Seorang sumber internal yang memilih bungkam identitasnya menggambarkan situasi ini dengan nada getir. Ia menyebut bahwa aparatur yang memiliki kinerja baik justru tersingkir, sementara mereka yang minim prestasi dapat melesat cepat menduduki posisi strategis.
Fenomena ini bukan sekadar isu mutasi biasa, melainkan mengarah pada retakan serius dalam sistem birokrasi. Aparatur yang selama ini bekerja dengan integritas kini dihadapkan pada realitas bahwa kompetensi tak lagi menjadi faktor utama dalam menentukan karier.

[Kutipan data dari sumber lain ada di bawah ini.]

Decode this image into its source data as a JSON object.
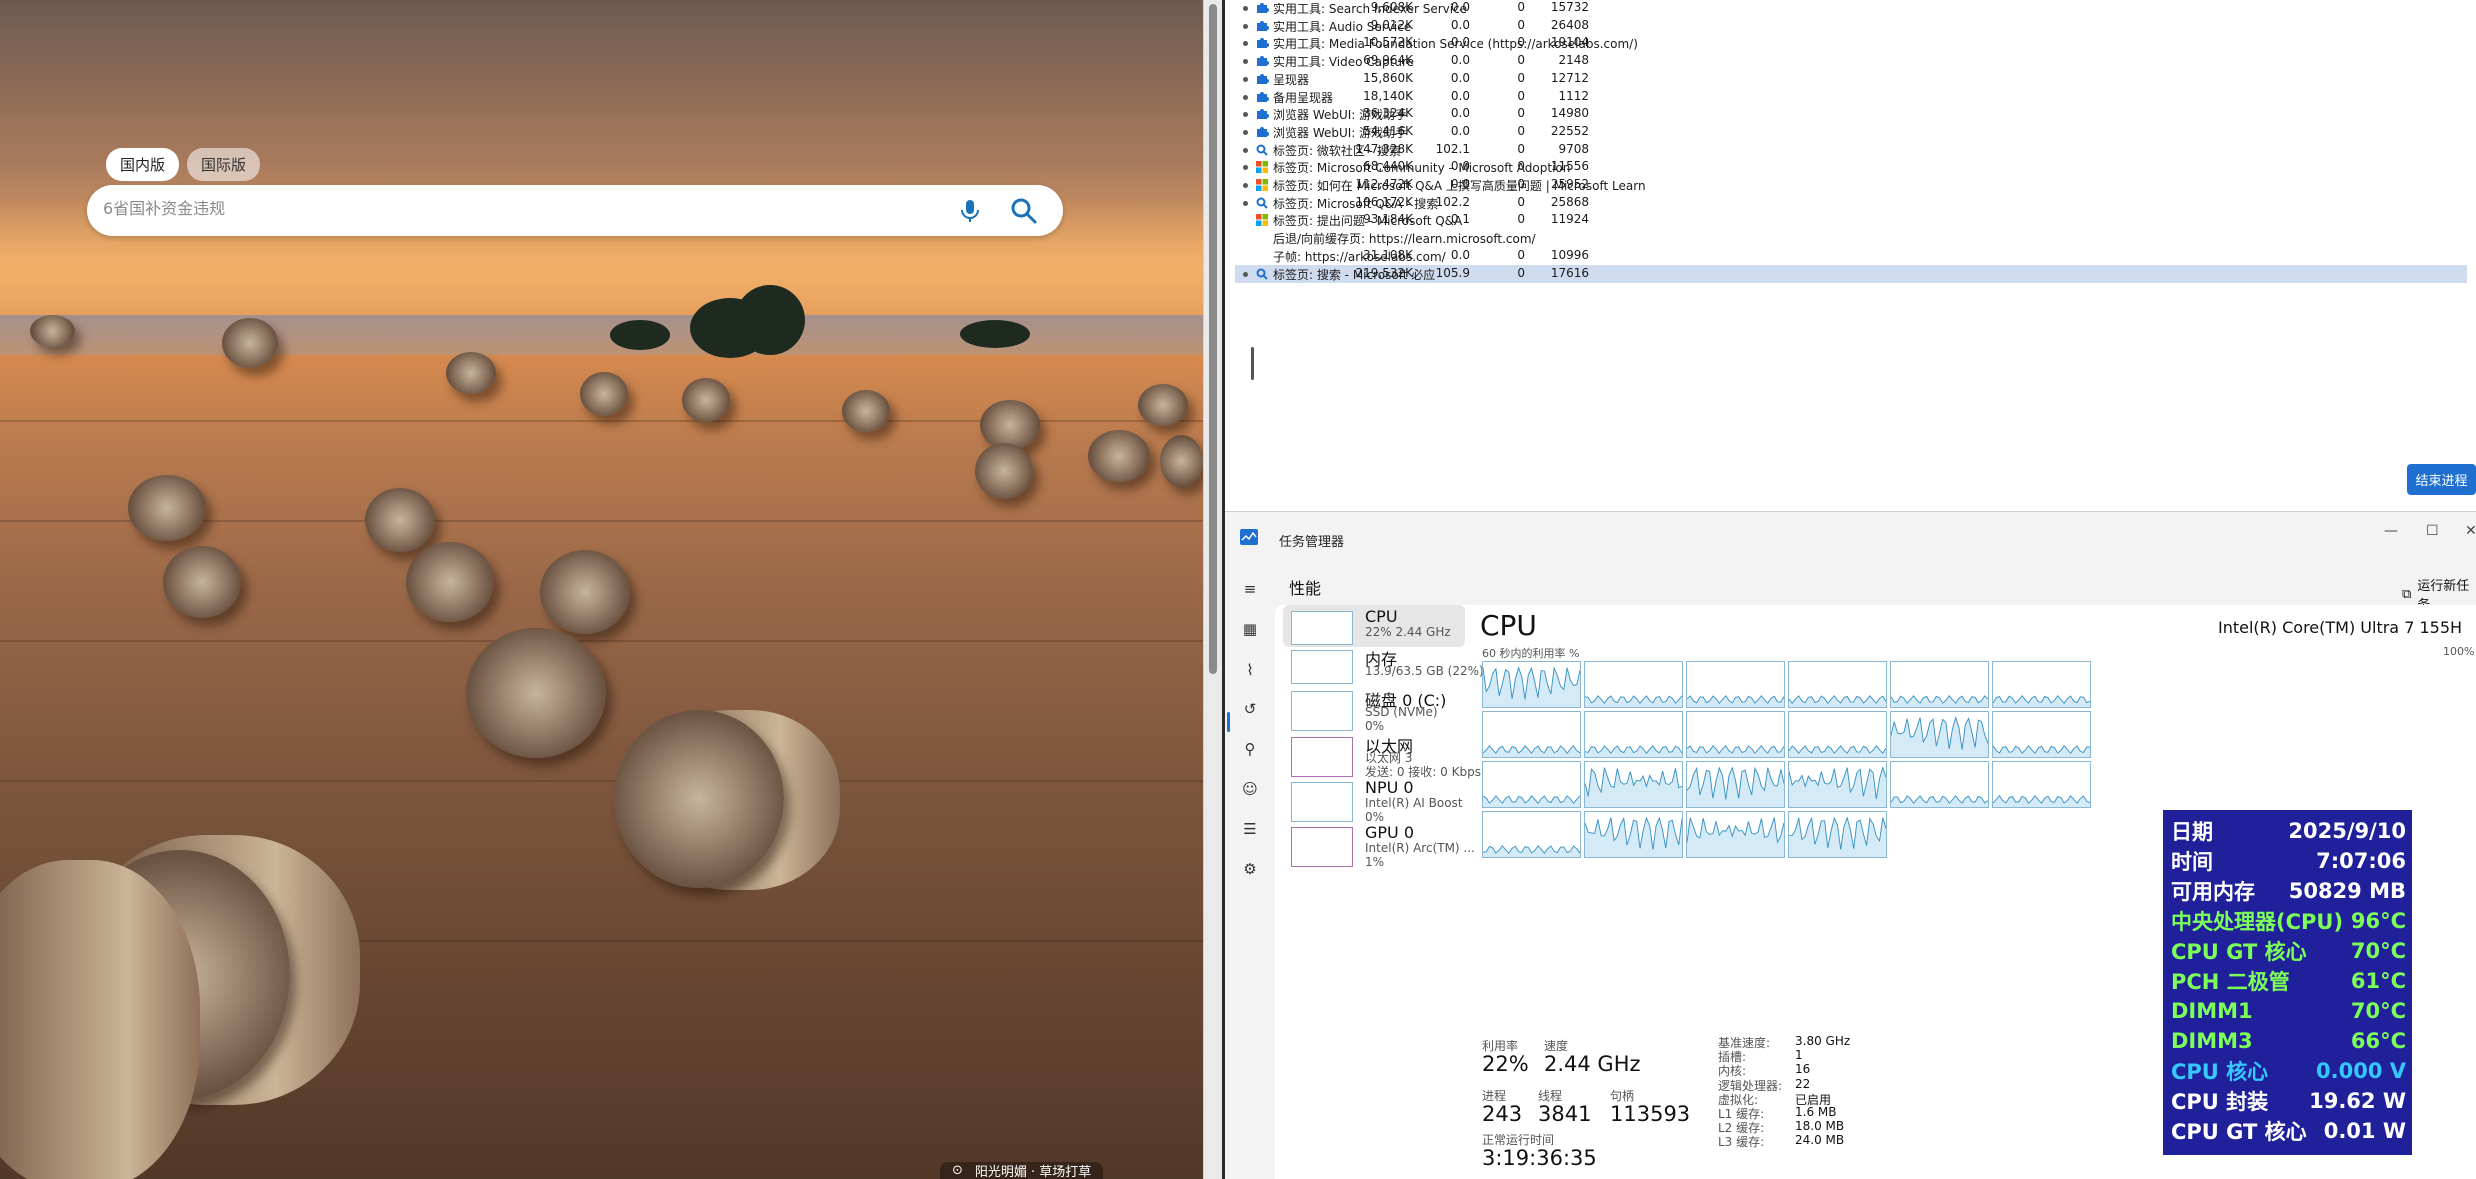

Padahal, aturan sudah jelas. Dalam Peraturan Pemerintah Nomor 11 Tahun 2017 tentang Manajemen PNS, sistem merit ditegaskan sebagai landasan utama dalam pengisian jabatan, yang mengharuskan proses berjalan objektif, transparan, dan berbasis kinerja.
Jika dugaan ini benar, maka yang terjadi bukan hanya pelanggaran prosedur, tetapi juga berpotensi mengarah pada maladministrasi dan penyalahgunaan wewenang. Dampaknya tidak hanya dirasakan di internal birokrasi, tetapi juga pada kualitas pelayanan publik kepada masyarakat.
Para pengamat kebijakan publik menilai kondisi ini sebagai alarm serius bagi lembaga pengawas seperti Komisi Aparatur Sipil Negara dan Ombudsman Republik Indonesia untuk segera melakukan pengawasan dan penelusuran lebih lanjut.
Hingga berita ini diturunkan, Pemerintah Kabupaten Sanggau belum memberikan klarifikasi resmi. Transparansi dan akuntabilitas kini menjadi tuntutan publik, karena tanpa itu, kepercayaan masyarakat terhadap birokrasi berisiko terus merosot.